In short, the divine Son manifested His love for humanity by coming among us as one of us, and truly sharing our lot. As Fr. Verheylezoon puts it: “[The divine Son of God] agreed to take to Himself a nature like ours in all things except sin … a nature, therefore, subject like ours to the necessity of sustaining life with food, open to weariness and suffering, and liable to death” (p. 66). As a result, no one understands the human condition better than Jesus our Savior. As the Book of Hebrews tells us, we now have a high priest in heaven who is able “to sympathize with our weaknesses” because “in every respect he has been tempted as we are, yet without sinning.” As a result, we can “with confidence draw near to the throne of grace, that we may receive mercy and find grace to help in time of need” (Heb 4:15-16).

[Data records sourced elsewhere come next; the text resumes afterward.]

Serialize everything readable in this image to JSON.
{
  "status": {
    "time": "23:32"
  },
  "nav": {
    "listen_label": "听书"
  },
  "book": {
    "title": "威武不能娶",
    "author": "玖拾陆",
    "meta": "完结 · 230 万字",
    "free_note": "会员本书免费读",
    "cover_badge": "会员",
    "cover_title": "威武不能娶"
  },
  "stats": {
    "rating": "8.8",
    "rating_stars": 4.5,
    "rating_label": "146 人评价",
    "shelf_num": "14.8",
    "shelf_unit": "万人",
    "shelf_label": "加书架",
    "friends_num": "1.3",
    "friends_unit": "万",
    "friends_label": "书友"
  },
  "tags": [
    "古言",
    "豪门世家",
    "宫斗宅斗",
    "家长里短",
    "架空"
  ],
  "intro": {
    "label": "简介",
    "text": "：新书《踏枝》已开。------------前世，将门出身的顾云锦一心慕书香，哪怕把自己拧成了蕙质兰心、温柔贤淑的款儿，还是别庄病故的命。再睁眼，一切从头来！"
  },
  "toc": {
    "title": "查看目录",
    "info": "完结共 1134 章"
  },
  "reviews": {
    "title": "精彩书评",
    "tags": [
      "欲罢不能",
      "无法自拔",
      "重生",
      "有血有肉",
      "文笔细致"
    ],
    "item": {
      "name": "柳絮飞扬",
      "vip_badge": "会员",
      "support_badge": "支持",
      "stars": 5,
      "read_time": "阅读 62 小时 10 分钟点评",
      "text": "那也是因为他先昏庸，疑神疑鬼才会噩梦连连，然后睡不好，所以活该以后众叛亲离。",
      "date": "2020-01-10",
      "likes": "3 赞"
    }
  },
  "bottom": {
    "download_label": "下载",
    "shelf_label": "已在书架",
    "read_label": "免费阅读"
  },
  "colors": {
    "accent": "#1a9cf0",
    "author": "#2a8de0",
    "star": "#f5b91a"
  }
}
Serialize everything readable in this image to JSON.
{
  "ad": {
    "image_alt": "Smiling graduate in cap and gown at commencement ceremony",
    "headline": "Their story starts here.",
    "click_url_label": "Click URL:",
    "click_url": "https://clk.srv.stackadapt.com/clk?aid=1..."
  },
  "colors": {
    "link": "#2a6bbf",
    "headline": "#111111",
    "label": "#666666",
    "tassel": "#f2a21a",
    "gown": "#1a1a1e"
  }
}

(1) By punctuating the verse in this way, I have adopted the “Ephesian” reading that seems to fit best with John 19:34-37, and was familiar to many of the early Fathers of the Church. It was also preferred by Pope Ven. Pius XII in Haurietis Aquas. See O’Donnell, Heart of the Redeemer, p. 42-46.
(2) Quoted without reference in James Kubicki, SJ, A Heart of Fire (Notre Dame: Ave Maria Press, 2012), p. 40-41.